Reputacja: 1 Romulus ma wspaniałą reputacjęRomulus ma wspaniałą reputacjęRomulus ma wspaniałą reputacjęRomulus ma wspaniałą reputacjęRomulus ma wspaniałą reputacjęRomulus ma wspaniałą reputacjęRomulus ma wspaniałą reputacjęRomulus ma wspaniałą reputacjęRomulus ma wspaniałą reputacjęRomulus ma wspaniałą reputacjęRomulus ma wspaniałą reputację
Choć raz, na duchy Warpu, "Golem" miał walkę jaką najbardziej lubił - mając przewagę liczebną, z ciężkimi działami tuż za nim walącymi we wroga ogniem bezpośrednim.

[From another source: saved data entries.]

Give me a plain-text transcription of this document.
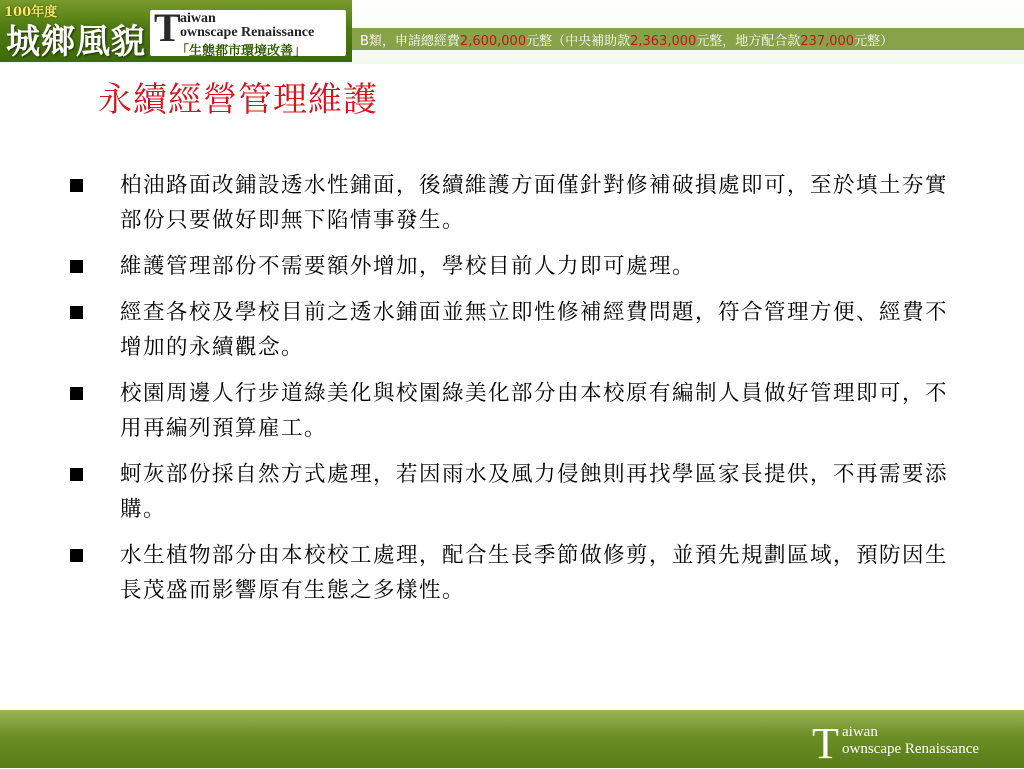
100年度
城鄉風貌 T aiwan
ownscape Renaissance
「生態都市環境改善」
B類，申請總經費2,600,000元整（中央補助款2,363,000元整，地方配合款237,000元整）
永續經營管理維護
柏油路面改鋪設透水性鋪面，後續維護方面僅針對修補破損處即可，至於填土夯實部份只要做好即無下陷情事發生。
維護管理部份不需要額外增加，學校目前人力即可處理。
經查各校及學校目前之透水鋪面並無立即性修補經費問題，符合管理方便、經費不增加的永續觀念。
校園周邊人行步道綠美化與校園綠美化部分由本校原有編制人員做好管理即可，不用再編列預算雇工。
蚵灰部份採自然方式處理，若因雨水及風力侵蝕則再找學區家長提供，不再需要添購。
水生植物部分由本校校工處理，配合生長季節做修剪，並預先規劃區域，預防因生長茂盛而影響原有生態之多樣性。
T aiwan
ownscape Renaissance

Jak postanowił tak czynił - odstrzeliwał kończyny co większych orków, a co lepsi strzelcy masakrowali bezradnych, unieruchomionych Xenos. Gwizd wydawany podczas tłoczenia gazów stanowiących amunicję melty mieszał się z wrzaskami rannych i bojowymi krzykami orków, świstem laserów ustawionych na pojedynczy ogień i wysoką moc oraz hukiem ciężkich bolterów i Kaus przyłączył się do hałasu, wyjąc i miotając plugastwa! Po raz kolejny wybili zielone skórki i zmusili do ucieczki niedobitki!

- Yeah! Wy parszywe zasrańce, chodźcie znowu! - wrzeszczał triumfalnie gdy resztki grupy szturmowej dawały nogę. Spojrzał po reszcie drużyny, potrząsnął meltą.
- Dobrze jest, chłopaki! Następnym dokopiemy tak samo!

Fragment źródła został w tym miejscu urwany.